Improving importance estimation in covariate shift for providing accurate prediction error

In traditional Machine Learning, the algorithms predictions are based on the assumption that the data follows the same distribution in both the training and the test datasets. However, in real world data this condition does not hold and, for instance, the distribution of the covariates changes whereas the conditional distribution of the targets remains unchanged. This situation is called covariate shift problem where standard error estimation may be no longer accurate. In this context, the importance is a measure commonly used to alleviate the influence of covariate shift on error estimations. The main drawback is that it is not easy to compute. The Kullback-Leibler Importance Estimation Procedure (KLIEP) is capable of estimating importance in a promising way. Despite its good performance, it fails to ignore target information, since it only includes the covariates information for computing the importance. In this direction, this paper explores the potential performance improvement if target information is considered in the computation of the importance. Then, a redefinition of the importance arises in order to be generalized in this way. Besides the potential improvement in performance, including target information make possible the application to a real application about plankton classification that motivates this research and characterized by its great dimensionality, since considering targets rather than covariates reduces the computation and the noise in the covariates. The impact of taking target information is also explored when Logistic Regression (LR), Kernel Mean Matching (KMM), Ensemble Kernel Mean Matching (EKMM) and the naive predecessor of KLIEP called Kernel Density Estimation (KDE) methods estimate the importance. The experimental results lead to a more accurate error estimation using target information, especially in case of the more promising method KLIEP.
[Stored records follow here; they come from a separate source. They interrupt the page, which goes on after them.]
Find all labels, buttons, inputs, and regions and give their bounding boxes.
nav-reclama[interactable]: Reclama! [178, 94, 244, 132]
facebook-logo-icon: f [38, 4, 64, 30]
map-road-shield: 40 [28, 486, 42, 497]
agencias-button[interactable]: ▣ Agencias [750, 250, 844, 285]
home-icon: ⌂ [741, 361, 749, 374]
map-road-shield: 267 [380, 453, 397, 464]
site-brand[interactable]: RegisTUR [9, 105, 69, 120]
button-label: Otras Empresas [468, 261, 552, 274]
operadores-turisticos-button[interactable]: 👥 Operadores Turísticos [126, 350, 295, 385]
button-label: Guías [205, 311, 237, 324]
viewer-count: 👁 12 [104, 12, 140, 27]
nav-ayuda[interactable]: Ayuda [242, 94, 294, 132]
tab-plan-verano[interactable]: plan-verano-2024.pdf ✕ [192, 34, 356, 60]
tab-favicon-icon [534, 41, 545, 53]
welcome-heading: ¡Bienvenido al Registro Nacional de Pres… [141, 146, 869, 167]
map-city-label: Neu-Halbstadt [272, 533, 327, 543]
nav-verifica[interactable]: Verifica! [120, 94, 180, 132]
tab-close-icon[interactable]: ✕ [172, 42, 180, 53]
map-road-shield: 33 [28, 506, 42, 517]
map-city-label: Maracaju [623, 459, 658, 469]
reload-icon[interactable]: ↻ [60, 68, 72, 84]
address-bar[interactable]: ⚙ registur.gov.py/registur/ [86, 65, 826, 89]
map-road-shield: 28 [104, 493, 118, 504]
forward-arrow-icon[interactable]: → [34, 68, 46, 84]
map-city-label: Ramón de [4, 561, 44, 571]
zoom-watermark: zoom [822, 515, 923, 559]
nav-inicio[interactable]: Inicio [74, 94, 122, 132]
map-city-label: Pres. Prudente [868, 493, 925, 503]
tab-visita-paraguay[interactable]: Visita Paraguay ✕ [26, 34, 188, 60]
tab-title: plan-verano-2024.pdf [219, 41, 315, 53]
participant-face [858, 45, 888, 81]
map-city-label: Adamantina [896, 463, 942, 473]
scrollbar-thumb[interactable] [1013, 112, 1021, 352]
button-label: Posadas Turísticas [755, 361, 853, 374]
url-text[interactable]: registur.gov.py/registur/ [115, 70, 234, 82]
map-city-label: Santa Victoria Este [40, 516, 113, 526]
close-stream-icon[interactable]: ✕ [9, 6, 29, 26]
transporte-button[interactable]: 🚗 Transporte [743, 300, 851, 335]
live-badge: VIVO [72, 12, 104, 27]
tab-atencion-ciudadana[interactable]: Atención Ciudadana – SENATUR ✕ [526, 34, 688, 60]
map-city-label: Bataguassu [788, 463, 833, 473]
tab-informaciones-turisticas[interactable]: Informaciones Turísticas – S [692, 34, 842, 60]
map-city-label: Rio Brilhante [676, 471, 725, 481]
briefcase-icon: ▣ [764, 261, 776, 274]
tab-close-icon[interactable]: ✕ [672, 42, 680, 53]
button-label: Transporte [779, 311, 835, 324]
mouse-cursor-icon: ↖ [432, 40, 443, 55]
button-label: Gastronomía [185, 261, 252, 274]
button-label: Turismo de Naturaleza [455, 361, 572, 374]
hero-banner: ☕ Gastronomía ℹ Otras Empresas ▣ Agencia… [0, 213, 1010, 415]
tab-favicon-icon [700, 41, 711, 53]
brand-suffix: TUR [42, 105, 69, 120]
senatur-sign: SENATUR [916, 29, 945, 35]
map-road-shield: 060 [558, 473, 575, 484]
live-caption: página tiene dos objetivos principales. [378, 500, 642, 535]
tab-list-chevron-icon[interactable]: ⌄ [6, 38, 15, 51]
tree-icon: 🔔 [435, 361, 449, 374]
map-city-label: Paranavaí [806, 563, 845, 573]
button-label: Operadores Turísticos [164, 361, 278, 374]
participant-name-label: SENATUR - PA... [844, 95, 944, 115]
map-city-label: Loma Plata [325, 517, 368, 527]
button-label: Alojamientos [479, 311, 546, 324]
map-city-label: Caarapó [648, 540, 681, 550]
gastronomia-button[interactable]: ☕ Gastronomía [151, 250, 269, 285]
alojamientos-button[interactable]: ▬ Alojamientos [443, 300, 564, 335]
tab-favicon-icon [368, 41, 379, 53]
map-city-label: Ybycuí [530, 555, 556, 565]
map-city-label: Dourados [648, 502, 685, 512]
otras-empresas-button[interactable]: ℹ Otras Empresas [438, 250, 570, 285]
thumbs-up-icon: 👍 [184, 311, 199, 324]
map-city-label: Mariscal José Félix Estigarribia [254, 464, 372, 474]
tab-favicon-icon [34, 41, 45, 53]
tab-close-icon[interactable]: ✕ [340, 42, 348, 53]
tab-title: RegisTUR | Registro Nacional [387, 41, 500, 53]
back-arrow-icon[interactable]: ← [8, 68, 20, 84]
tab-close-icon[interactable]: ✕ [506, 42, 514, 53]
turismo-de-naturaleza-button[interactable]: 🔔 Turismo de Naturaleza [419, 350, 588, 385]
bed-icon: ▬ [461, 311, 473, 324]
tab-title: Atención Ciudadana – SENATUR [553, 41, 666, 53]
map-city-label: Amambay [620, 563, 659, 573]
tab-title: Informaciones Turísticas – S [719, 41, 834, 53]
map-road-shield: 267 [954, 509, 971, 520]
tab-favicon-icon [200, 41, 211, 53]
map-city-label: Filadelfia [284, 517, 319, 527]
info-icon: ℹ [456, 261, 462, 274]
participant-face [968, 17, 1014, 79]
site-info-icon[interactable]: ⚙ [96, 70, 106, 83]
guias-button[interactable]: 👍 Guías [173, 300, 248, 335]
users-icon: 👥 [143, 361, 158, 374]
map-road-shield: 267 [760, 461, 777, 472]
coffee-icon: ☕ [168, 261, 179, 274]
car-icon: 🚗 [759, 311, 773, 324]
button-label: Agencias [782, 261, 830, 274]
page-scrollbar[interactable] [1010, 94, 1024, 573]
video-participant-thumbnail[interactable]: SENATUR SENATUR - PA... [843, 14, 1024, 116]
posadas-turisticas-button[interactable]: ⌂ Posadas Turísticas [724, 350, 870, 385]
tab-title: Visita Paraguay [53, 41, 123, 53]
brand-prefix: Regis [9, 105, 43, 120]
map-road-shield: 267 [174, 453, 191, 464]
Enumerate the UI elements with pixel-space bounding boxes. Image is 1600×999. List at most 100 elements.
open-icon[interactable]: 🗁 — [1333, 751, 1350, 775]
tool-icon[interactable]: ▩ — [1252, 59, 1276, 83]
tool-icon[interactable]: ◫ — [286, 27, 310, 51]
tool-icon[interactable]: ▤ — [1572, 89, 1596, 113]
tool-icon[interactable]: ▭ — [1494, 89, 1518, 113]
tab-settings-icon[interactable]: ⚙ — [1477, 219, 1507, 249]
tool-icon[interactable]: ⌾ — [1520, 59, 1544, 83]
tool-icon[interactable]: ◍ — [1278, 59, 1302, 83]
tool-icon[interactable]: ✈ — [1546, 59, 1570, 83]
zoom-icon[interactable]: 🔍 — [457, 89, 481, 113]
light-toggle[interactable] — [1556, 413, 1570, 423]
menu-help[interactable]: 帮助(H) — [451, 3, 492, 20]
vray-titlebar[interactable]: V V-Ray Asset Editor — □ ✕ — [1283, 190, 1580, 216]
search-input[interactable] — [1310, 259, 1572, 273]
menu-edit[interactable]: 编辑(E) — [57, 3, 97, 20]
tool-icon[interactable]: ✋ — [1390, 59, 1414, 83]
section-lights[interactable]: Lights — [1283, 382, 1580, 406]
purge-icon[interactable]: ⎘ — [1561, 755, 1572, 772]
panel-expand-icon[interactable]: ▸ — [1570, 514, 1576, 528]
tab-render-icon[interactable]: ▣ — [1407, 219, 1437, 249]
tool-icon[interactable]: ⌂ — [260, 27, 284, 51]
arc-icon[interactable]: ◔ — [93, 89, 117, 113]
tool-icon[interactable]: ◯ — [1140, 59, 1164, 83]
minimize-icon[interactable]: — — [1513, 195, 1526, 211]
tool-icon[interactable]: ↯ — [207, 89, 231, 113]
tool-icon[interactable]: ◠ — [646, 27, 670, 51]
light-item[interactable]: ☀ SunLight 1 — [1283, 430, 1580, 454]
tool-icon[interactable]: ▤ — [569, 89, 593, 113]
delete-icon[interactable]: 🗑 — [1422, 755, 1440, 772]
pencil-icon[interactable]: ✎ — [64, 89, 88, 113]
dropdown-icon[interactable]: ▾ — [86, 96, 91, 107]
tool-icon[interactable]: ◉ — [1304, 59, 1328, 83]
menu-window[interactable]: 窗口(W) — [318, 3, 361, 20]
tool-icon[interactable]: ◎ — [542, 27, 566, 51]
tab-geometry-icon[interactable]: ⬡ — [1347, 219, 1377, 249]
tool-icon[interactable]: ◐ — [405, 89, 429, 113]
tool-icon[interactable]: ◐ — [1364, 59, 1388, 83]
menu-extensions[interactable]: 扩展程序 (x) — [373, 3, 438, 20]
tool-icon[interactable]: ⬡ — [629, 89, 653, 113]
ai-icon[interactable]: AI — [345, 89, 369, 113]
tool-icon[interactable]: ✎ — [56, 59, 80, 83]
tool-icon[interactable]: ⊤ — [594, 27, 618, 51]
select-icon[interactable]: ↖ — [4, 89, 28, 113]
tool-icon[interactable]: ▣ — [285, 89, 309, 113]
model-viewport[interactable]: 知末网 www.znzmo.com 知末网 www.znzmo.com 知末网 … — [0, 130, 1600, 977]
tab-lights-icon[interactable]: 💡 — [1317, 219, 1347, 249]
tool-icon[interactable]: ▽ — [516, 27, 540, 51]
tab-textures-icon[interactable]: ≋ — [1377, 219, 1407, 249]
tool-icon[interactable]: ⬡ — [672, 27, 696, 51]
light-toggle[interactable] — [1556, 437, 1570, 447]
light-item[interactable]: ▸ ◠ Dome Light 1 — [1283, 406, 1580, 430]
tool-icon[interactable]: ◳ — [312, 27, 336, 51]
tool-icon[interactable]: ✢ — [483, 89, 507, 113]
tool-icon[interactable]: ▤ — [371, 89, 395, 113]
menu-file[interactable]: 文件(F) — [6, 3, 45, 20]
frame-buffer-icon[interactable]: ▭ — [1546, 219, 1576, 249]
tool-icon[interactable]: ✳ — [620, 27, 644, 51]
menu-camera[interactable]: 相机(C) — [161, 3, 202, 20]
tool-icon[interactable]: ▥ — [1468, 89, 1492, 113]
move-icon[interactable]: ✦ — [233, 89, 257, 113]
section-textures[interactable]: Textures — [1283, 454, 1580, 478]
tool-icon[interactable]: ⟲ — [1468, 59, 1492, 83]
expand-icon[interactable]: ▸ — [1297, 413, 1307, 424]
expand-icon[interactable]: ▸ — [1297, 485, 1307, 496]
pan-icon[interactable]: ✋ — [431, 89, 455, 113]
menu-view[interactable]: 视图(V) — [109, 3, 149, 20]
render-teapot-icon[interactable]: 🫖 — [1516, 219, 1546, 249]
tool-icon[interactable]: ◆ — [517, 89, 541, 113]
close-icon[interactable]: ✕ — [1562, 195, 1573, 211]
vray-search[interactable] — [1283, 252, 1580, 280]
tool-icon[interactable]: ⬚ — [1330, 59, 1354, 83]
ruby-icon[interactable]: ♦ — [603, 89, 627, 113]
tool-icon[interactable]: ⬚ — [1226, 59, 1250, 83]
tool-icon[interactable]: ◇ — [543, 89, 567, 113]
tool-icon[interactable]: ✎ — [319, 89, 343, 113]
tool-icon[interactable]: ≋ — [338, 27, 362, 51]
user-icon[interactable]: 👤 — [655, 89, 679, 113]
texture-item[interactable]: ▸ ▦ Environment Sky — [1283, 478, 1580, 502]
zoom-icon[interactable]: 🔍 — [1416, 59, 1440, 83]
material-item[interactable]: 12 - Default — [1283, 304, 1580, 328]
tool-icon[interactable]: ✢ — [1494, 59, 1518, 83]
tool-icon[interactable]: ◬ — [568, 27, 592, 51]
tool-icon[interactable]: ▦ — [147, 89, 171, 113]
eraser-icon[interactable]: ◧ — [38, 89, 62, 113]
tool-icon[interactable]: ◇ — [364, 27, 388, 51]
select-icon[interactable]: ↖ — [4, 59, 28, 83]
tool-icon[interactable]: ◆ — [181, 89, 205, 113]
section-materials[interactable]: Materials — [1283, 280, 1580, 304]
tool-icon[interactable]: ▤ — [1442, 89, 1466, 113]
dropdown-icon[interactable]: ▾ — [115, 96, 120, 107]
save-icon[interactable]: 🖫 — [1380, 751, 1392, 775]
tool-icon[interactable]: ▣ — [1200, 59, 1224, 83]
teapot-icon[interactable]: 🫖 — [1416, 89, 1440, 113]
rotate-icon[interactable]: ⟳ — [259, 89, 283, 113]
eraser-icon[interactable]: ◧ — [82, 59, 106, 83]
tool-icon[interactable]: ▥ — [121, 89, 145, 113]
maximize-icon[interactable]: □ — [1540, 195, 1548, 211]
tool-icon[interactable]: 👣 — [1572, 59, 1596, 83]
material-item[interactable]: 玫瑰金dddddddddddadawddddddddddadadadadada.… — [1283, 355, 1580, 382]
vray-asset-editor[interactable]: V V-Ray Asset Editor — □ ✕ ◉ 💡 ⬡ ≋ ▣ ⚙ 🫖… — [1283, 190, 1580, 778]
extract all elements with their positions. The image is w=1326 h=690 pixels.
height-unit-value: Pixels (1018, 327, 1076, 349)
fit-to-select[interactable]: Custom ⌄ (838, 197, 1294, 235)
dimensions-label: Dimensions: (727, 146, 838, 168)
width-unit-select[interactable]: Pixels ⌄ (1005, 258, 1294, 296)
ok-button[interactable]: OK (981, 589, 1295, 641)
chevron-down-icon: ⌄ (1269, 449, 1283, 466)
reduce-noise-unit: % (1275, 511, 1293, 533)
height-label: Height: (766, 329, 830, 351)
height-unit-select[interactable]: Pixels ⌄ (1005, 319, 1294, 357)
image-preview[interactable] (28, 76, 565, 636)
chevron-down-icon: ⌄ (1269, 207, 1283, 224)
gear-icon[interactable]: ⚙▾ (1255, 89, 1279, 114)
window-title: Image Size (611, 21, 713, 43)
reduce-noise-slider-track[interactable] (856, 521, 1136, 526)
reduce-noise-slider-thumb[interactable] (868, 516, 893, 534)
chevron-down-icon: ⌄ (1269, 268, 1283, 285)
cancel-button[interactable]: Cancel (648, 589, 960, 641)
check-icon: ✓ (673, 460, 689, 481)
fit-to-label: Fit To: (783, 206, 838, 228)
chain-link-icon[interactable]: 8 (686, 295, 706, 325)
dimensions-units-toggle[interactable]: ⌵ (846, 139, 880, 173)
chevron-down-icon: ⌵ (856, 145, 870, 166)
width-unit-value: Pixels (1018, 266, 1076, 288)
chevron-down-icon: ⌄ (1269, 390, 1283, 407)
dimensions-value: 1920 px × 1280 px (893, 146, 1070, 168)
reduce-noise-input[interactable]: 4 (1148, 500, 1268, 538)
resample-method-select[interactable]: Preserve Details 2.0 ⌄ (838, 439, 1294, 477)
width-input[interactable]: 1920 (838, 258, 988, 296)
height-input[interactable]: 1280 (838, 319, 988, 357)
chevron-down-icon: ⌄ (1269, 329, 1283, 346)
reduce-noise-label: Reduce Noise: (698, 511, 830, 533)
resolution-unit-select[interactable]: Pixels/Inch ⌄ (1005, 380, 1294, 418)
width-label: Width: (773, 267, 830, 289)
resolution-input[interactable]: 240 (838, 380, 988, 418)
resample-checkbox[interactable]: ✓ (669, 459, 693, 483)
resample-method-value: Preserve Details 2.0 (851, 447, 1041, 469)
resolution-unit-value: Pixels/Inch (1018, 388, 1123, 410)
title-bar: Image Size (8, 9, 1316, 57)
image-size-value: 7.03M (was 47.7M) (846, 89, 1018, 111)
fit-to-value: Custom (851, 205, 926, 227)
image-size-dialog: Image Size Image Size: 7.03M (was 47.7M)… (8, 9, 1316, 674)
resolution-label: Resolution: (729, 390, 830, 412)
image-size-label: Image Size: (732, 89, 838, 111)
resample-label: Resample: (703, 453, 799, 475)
翻译：在传统机器学习中，算法的预测基于训练数据集和测试数据集遵循相同分布的假设。然而，现实世界数据中这一条件往往不成立，例如协变量的分布发生变化，而目标变量的条件分布保持不变。这种情况被称为协变量偏移问题，此时标准误差估计可能不再准确。在此背景下，重要性是一种常用于减轻协变量偏移对误差估计影响的度量。其主要缺点是不易计算。Kullback-Leibler重要性估计程序（KLIEP）能够以有前景的方式估计重要性。尽管其性能良好，但该方法在计算重要性时仅包含协变量信息，未能利用目标信息。为此，本文探讨了在重要性计算中纳入目标信息后潜在的性能改进。进而，我们对重要性进行了重新定义，以使其在这种广义形式下适用。除了性能提升的可能性外，纳入目标信息还使得该方法可应用于本文所启发的浮游生物分类实际应用，该应用以其高维性为特征，因为考虑目标而非协变量可减少计算量和协变量中的噪声。本文还探究了在逻辑回归（LR）、核均值匹配（KMM）、集成核均值匹配（EKMM）以及KLIEP的前身——核密度估计（KDE）方法估计重要性时，引入目标信息的影响。实验结果表明，使用目标信息能够实现更准确的误差估计，尤其是在性能更优的KLIEP方法中。